Open pagpires opened 4 years ago
I ran into this, it can cause two strings that only have the word "the" in common to get an 86 point match using WRatio / process.extract. This is not very useful...
In [6]: fuzz.partial_token_sort_ratio("physics 2 vid", "study physics physics 2")
...: fuzz.partial_token_sort_ratio("physics 2 vid", "study physics physics 2 video")
...: fuzz.partial_token_set_ratio("physics 2 vid", "study physics physics 2")
...: fuzz.partial_token_set_ratio("physics 2 vid", "study physics physics 2 video")
...: fuzz.token_set_ratio("physics 2 vid", "study physics physics 2")
...: fuzz.token_set_ratio("physics 2 vid", "study physics physics 2 video")
...: fuzz.partial_ratio("physics 2 vid", "study physics physics 2")

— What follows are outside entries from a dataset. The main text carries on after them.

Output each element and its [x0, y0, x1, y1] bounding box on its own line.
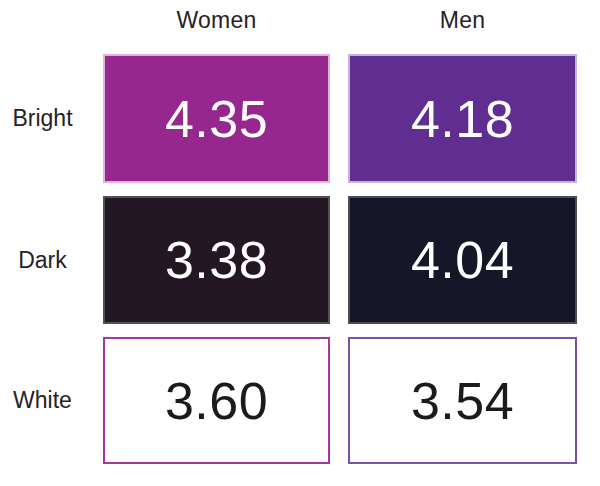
cell-value-dark-women: 3.38: [165, 234, 268, 286]
cell-value-dark-men: 4.04: [411, 234, 514, 286]
cell-bright-men: 4.18: [348, 54, 577, 183]
column-header-men: Men: [348, 0, 577, 41]
cell-value-white-men: 3.54: [411, 375, 514, 427]
cell-dark-women: 3.38: [103, 196, 330, 324]
heatmap-grid: Women Men Bright 4.35 4.18 Dark 3.38 4.0…: [0, 0, 600, 464]
row-label-white: White: [0, 337, 85, 464]
ratings-heatmap: Women Men Bright 4.35 4.18 Dark 3.38 4.0…: [0, 0, 600, 486]
row-label-bright: Bright: [0, 54, 85, 183]
row-label-dark: Dark: [0, 196, 85, 324]
cell-bright-women: 4.35: [103, 54, 330, 183]
cell-value-bright-men: 4.18: [411, 93, 514, 145]
cell-value-white-women: 3.60: [165, 375, 268, 427]
cell-white-men: 3.54: [348, 337, 577, 464]
grid-corner-spacer: [0, 0, 85, 41]
cell-value-bright-women: 4.35: [165, 93, 268, 145]
column-header-women: Women: [103, 0, 330, 41]
cell-white-women: 3.60: [103, 337, 330, 464]
cell-dark-men: 4.04: [348, 196, 577, 324]
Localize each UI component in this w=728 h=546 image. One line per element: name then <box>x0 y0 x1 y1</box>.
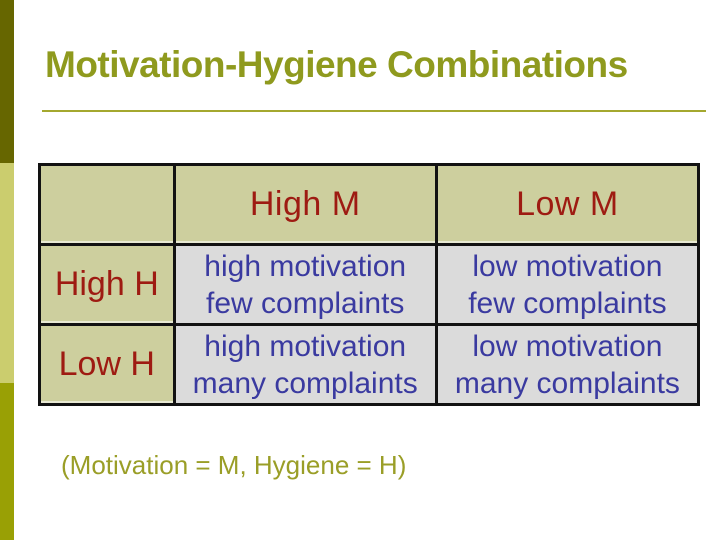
slide-title: Motivation-Hygiene Combinations <box>45 44 628 85</box>
column-header-low-m: Low M <box>434 163 701 246</box>
left-accent-bar-bottom <box>0 383 14 540</box>
cell-low-h-high-m: high motivation many complaints <box>172 323 438 406</box>
row-header-low-h: Low H <box>38 323 176 406</box>
cell-line: many complaints <box>192 366 418 400</box>
table-row-low-h: Low H high motivation many complaints lo… <box>38 323 701 406</box>
combinations-table: High M Low M High H high motivation few … <box>38 163 701 406</box>
cell-line: low motivation <box>472 329 663 363</box>
table-header-row: High M Low M <box>38 163 701 246</box>
left-accent-bar-middle <box>0 163 14 383</box>
cell-line: high motivation <box>204 249 407 283</box>
cell-line: many complaints <box>454 366 680 400</box>
cell-line: low motivation <box>472 249 663 283</box>
cell-high-h-high-m: high motivation few complaints <box>172 243 438 326</box>
table-row-high-h: High H high motivation few complaints lo… <box>38 243 701 326</box>
legend-caption: (Motivation = M, Hygiene = H) <box>61 450 407 480</box>
cell-high-h-low-m: low motivation few complaints <box>434 243 701 326</box>
cell-line: few complaints <box>205 286 405 320</box>
column-header-high-m: High M <box>172 163 438 246</box>
row-header-high-h: High H <box>38 243 176 326</box>
cell-low-h-low-m: low motivation many complaints <box>434 323 701 406</box>
cell-line: high motivation <box>204 329 407 363</box>
cell-line: few complaints <box>468 286 667 320</box>
title-underline <box>42 110 706 112</box>
corner-cell <box>38 163 176 246</box>
left-accent-bar-top <box>0 0 14 163</box>
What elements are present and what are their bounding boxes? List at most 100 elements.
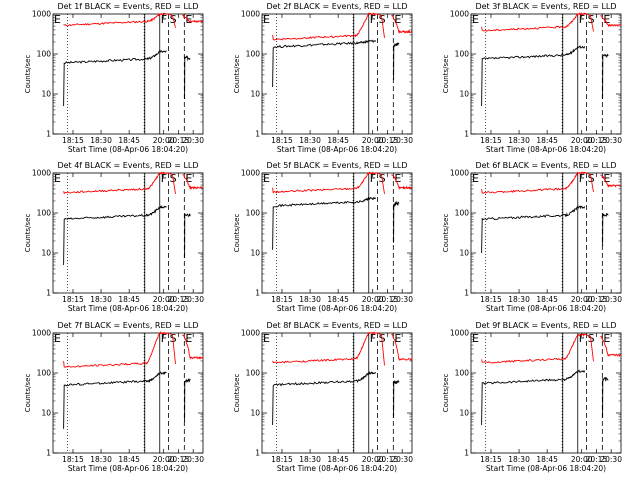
marker-label-E: E <box>185 332 192 345</box>
panel-title: Det 3f BLACK = Events, RED = LLD <box>475 2 616 11</box>
panel-det-8: Det 8f BLACK = Events, RED = LLD 1 10 100 10… <box>233 321 413 473</box>
panel-det-6: Det 6f BLACK = Events, RED = LLD 1 10 100 10… <box>442 161 622 313</box>
y-tick-label: 100 <box>246 50 261 59</box>
series-events-post <box>393 379 400 419</box>
x-axis-label: Start Time (08-Apr-06 18:04:20) <box>68 145 188 154</box>
x-tick-label: 18:30 <box>299 136 321 145</box>
panel-title: Det 9f BLACK = Events, RED = LLD <box>475 321 616 330</box>
y-axis-label: Counts/sec <box>442 55 450 94</box>
panel-det-2: Det 2f BLACK = Events, RED = LLD 1 10 100 10… <box>233 2 413 154</box>
plot-frame <box>261 172 413 294</box>
series-events-post <box>184 213 191 259</box>
series-events-line <box>63 49 167 107</box>
y-tick-label: 10 <box>459 249 469 258</box>
x-tick-label: 18:15 <box>62 455 84 464</box>
x-tick-label: 20:00 <box>362 455 384 464</box>
x-tick-label: 18:45 <box>118 136 140 145</box>
marker-label-E: E <box>472 172 479 185</box>
panel-det-3: Det 3f BLACK = Events, RED = LLD 1 10 100 10… <box>442 2 622 154</box>
series-lld-post <box>600 15 622 28</box>
x-tick-label: 20:00 <box>571 295 593 304</box>
y-axis-label: Counts/sec <box>24 55 32 94</box>
marker-label-E: E <box>263 332 270 345</box>
marker-label-E: E <box>472 332 479 345</box>
y-tick-label: 1 <box>46 289 51 298</box>
x-tick-label: 18:30 <box>90 136 112 145</box>
panel-title: Det 4f BLACK = Events, RED = LLD <box>57 161 198 170</box>
marker-label-E: E <box>263 13 270 26</box>
marker-label-F: F <box>579 13 585 26</box>
x-tick-label: 20:30 <box>600 136 622 145</box>
series-events-post <box>393 42 400 80</box>
x-tick-label: 20:15 <box>377 136 399 145</box>
y-tick-label: 100 <box>455 50 470 59</box>
y-axis-label: Counts/sec <box>233 214 241 253</box>
x-axis-label: Start Time (08-Apr-06 18:04:20) <box>277 464 397 473</box>
series-events-post <box>184 378 191 422</box>
x-tick-label: 18:45 <box>536 455 558 464</box>
x-tick-label: 20:30 <box>182 295 204 304</box>
x-tick-label: 18:30 <box>508 455 530 464</box>
series-events-line <box>63 371 167 429</box>
marker-label-E: E <box>394 172 401 185</box>
y-tick-label: 1000 <box>450 10 469 19</box>
x-tick-label: 20:15 <box>168 455 190 464</box>
x-tick-label: 18:15 <box>62 295 84 304</box>
series-lld-post <box>391 174 412 191</box>
panel-title: Det 8f BLACK = Events, RED = LLD <box>266 321 407 330</box>
y-tick-label: 10 <box>41 249 51 258</box>
x-tick-label: 18:15 <box>271 136 293 145</box>
panel-title: Det 7f BLACK = Events, RED = LLD <box>57 321 198 330</box>
x-axis-label: Start Time (08-Apr-06 18:04:20) <box>68 464 188 473</box>
y-tick-label: 1 <box>464 449 469 458</box>
x-axis-label: Start Time (08-Apr-06 18:04:20) <box>486 304 606 313</box>
plot-frame <box>470 172 622 294</box>
x-tick-label: 18:15 <box>271 295 293 304</box>
x-tick-label: 18:30 <box>299 455 321 464</box>
series-lld-line <box>63 171 176 195</box>
y-tick-label: 100 <box>37 50 52 59</box>
series-lld-line <box>481 11 594 32</box>
x-tick-label: 18:30 <box>508 136 530 145</box>
marker-label-F: F <box>161 13 167 26</box>
y-tick-label: 1 <box>255 449 260 458</box>
series-lld-post <box>600 335 622 358</box>
panel-det-9: Det 9f BLACK = Events, RED = LLD 1 10 100 10… <box>442 321 622 473</box>
y-tick-label: 1 <box>255 130 260 139</box>
marker-label-E: E <box>603 172 610 185</box>
x-axis-label: Start Time (08-Apr-06 18:04:20) <box>486 464 606 473</box>
marker-label-E: E <box>54 13 61 26</box>
series-lld-line <box>272 12 385 41</box>
series-lld-post <box>182 174 204 191</box>
marker-label-F: F <box>370 13 376 26</box>
marker-label-E: E <box>54 332 61 345</box>
series-lld-line <box>63 12 176 28</box>
x-axis-label: Start Time (08-Apr-06 18:04:20) <box>277 304 397 313</box>
y-axis-label: Counts/sec <box>24 214 32 253</box>
x-tick-label: 20:00 <box>571 455 593 464</box>
series-events-line <box>481 369 586 426</box>
plot-frame <box>52 13 204 135</box>
y-axis-label: Counts/sec <box>24 374 32 413</box>
marker-label-E: E <box>394 13 401 26</box>
marker-label-E: E <box>603 332 610 345</box>
panel-title: Det 1f BLACK = Events, RED = LLD <box>57 2 198 11</box>
y-tick-label: 100 <box>455 369 470 378</box>
x-tick-label: 18:15 <box>271 455 293 464</box>
series-events-line <box>63 205 167 266</box>
x-tick-label: 18:15 <box>480 455 502 464</box>
x-tick-label: 20:15 <box>377 295 399 304</box>
y-axis-label: Counts/sec <box>442 214 450 253</box>
series-events-line <box>272 371 376 426</box>
marker-label-F: F <box>579 172 585 185</box>
y-tick-label: 1 <box>464 289 469 298</box>
x-tick-label: 20:00 <box>153 136 175 145</box>
plot-frame <box>261 13 413 135</box>
x-tick-label: 20:30 <box>182 136 204 145</box>
marker-label-E: E <box>263 172 270 185</box>
x-tick-label: 18:45 <box>536 295 558 304</box>
panel-det-4: Det 4f BLACK = Events, RED = LLD 1 10 100 10… <box>24 161 204 313</box>
x-tick-label: 20:00 <box>362 295 384 304</box>
x-tick-label: 18:30 <box>508 295 530 304</box>
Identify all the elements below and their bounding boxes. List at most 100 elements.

...: fuzz.partial_ratio("physics 2 vid", "study physics physics 2 video")
Out[6]: 77
Out[6]: 77
Out[6]: 100
Out[6]: 100
Out[6]: 82
Out[6]: 82
Out[6]: 69
Out[6]: 100
This behavior seems broken to me, as only partial_ratio
sees "study physics physics 2 video"
as the better alternative.
According to the algorithm, currently
partial_token_set_ratio
will return 100 for string a, b as long as they have a shared token, right? Is this behavior expected?